Along with four more years of Mr. Powell that would institutionalize easy money, enable asset bubbles, poor investment choices and slower long-term economic growth — and undermine the credibility of the dollar as an international standard of value. 

Central banks, private financial institutions and businesses around the world hold reserves in U.S. treasuries and conduct business in dollars because of the stability of our currency. A high inflation American economy would lead to adoption of some other asset like Facebook’s stillborn Libre.

It could provide a digital asset anchored in a basket of currencies and serves as an international standard of value and inexpensive means for cross board trade and investment. That would undermine the commercial and foreign policy advantages the reserve currency status of the dollar affords the United States.

For too long now, the Fed has been creeping toward becoming a piggy bank for advocates of industrial policy — potentially subverting the market allocation of capital.

Since the 2008 Financial Crisis the Fed has radically expanded its purchases of mortgage-backed securities, propping up housing prices, rents and inflation. In 2010, Congress raided the Fed’s profits to establish the Consumer Financial Protection Board and, in 2015, to help fund a highway bill. Members of Congress have advocated expanding that abuse to using Fed profits to fund public transit and the arts.

Now, Mr. Powell is poised to impose climate change stress tests in evaluating bank risk exposure. That’s better left to insurance companies and stock analysts than the apparatchiks in the bowels of the Fed.

Mr. Biden’s nominee Sarah Bloom Raskin for vice chair for regulation recently advocated steering lending to promote green industries. She criticized the Fed for opening its lending window to all investment grade businesses during the pandemic and asserted it should have excluded the petroleum industry.

Such policies would limit gasoline and natural gas production before solar powered electrical generation and electric vehicles can meet the demand — creating shortages and high prices.

Similarly, pressures will mount for the Fed to use its lending powers to accomplish progressive social policies that the Biden administration can’t push through congress. And with the Fed’s chief bank regulator and several board members expressing preferences for environmental and social justice over sound monetary policy, banks and pension funds will steer credit.
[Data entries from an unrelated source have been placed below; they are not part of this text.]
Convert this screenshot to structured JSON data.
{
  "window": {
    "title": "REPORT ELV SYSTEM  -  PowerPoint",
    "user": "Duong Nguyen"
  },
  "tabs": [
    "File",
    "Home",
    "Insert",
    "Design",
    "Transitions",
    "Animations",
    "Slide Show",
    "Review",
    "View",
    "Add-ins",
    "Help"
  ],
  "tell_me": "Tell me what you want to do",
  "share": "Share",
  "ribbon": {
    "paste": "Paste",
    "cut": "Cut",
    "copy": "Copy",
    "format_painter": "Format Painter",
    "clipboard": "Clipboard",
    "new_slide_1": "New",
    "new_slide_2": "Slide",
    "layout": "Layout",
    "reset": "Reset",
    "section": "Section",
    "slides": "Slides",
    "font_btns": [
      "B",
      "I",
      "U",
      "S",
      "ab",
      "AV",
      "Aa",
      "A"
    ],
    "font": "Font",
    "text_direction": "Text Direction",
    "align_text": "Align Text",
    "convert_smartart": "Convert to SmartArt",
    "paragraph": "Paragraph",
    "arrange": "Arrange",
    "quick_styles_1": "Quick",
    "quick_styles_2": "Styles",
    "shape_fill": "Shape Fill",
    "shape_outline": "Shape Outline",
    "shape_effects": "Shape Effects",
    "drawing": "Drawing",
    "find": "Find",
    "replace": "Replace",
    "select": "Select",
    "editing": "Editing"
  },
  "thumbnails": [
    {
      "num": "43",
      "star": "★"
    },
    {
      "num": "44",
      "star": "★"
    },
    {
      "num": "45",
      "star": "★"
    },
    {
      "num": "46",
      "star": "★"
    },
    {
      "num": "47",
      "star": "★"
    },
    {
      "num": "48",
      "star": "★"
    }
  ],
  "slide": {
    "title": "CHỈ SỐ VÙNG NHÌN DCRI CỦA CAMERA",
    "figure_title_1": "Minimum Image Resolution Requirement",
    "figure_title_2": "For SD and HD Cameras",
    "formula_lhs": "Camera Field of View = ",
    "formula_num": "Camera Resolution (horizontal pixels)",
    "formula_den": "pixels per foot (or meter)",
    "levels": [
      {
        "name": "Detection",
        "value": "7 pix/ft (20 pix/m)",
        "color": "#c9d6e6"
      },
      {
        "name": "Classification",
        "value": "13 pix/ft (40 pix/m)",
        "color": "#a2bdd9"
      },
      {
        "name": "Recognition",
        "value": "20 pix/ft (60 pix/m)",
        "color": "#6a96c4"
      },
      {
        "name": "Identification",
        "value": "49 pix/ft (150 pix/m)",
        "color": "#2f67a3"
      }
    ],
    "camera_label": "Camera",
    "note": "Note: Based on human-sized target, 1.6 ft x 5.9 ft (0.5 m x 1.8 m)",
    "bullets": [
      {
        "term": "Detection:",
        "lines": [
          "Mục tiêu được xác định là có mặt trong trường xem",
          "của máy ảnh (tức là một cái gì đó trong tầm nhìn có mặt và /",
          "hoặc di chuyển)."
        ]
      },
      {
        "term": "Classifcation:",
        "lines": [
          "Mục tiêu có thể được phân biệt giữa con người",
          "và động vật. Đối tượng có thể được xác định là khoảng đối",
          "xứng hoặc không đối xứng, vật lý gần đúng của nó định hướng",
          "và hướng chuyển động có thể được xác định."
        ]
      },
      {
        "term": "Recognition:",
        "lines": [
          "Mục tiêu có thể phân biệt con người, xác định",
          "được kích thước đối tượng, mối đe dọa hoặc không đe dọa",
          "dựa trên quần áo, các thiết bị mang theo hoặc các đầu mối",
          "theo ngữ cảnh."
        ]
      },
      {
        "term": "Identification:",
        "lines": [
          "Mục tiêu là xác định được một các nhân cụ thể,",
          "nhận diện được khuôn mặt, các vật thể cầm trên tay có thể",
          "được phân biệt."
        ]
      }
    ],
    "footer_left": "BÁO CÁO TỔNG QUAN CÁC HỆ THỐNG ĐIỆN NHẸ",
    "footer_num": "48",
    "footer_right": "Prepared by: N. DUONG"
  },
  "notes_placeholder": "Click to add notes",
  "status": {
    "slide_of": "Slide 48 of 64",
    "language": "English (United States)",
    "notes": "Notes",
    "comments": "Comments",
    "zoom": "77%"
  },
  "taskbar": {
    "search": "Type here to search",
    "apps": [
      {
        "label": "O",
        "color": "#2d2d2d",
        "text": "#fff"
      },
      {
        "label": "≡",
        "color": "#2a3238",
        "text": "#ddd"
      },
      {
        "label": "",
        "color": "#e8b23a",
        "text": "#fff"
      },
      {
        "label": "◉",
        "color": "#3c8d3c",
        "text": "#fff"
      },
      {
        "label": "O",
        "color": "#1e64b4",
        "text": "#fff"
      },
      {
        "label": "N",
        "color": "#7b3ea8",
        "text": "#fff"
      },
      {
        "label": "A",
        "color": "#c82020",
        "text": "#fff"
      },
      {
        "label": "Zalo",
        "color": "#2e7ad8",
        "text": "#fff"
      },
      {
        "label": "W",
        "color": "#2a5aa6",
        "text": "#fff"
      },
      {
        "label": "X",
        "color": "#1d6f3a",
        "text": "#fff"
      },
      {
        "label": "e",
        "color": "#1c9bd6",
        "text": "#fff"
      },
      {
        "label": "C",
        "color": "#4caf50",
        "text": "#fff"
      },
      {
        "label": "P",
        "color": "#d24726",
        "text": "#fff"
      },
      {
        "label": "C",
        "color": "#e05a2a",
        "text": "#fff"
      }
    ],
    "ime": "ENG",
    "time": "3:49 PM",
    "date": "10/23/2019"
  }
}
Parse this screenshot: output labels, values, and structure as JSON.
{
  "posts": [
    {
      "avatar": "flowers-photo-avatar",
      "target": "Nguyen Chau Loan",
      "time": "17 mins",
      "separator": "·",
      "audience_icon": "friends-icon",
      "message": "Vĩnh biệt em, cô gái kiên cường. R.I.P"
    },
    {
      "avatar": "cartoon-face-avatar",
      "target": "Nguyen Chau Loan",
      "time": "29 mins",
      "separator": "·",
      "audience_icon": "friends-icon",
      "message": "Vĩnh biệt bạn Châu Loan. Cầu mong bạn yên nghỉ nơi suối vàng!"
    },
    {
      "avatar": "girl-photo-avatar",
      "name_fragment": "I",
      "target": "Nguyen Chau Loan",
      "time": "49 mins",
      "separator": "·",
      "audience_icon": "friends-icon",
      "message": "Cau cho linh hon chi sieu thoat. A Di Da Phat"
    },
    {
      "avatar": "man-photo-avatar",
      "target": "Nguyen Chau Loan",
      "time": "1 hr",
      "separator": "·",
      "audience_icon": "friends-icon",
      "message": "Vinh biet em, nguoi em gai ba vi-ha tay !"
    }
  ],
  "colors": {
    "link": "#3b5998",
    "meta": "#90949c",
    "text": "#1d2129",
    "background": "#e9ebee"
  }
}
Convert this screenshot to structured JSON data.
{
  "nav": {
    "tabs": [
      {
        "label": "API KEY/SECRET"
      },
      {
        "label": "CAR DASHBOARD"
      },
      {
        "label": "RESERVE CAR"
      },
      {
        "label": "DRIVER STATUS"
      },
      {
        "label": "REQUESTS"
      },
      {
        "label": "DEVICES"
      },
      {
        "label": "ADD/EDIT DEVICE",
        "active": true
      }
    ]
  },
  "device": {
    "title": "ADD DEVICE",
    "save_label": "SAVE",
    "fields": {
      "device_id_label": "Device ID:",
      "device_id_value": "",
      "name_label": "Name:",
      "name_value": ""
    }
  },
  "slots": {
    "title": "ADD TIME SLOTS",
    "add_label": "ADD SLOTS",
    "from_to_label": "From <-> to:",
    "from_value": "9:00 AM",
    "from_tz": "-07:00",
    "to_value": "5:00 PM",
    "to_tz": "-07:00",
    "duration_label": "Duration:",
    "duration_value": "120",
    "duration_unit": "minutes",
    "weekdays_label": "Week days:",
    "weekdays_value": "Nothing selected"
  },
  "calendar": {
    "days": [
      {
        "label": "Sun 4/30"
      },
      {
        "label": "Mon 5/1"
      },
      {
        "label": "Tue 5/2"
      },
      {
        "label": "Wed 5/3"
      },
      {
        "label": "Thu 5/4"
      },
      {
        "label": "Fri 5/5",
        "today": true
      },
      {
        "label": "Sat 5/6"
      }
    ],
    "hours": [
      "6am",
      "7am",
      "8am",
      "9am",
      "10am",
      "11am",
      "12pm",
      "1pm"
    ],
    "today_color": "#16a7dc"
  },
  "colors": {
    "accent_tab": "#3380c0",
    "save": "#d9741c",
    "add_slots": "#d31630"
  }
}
On another front, a digital dollar is coming and those should move household checkbook balances to the Fed from banks — greatly reducing the transactions costs we bear from using Visa and Mastercard. To protect banks — much like a man trying to outlaw automobiles to protect the horse — Mr. Powell’s Federal Reserve is saying that is not possible.

The Fed may need more diversity but other than the very wise choice of Lael Brainard, Mr. Biden’s nominees don’t measure up. He could find women and minorities to serve with solid monetary policy credentials and lacking harmful prejudices.

• Peter Morici is an economist, emeritus business professor at the University of Maryland and national columnist.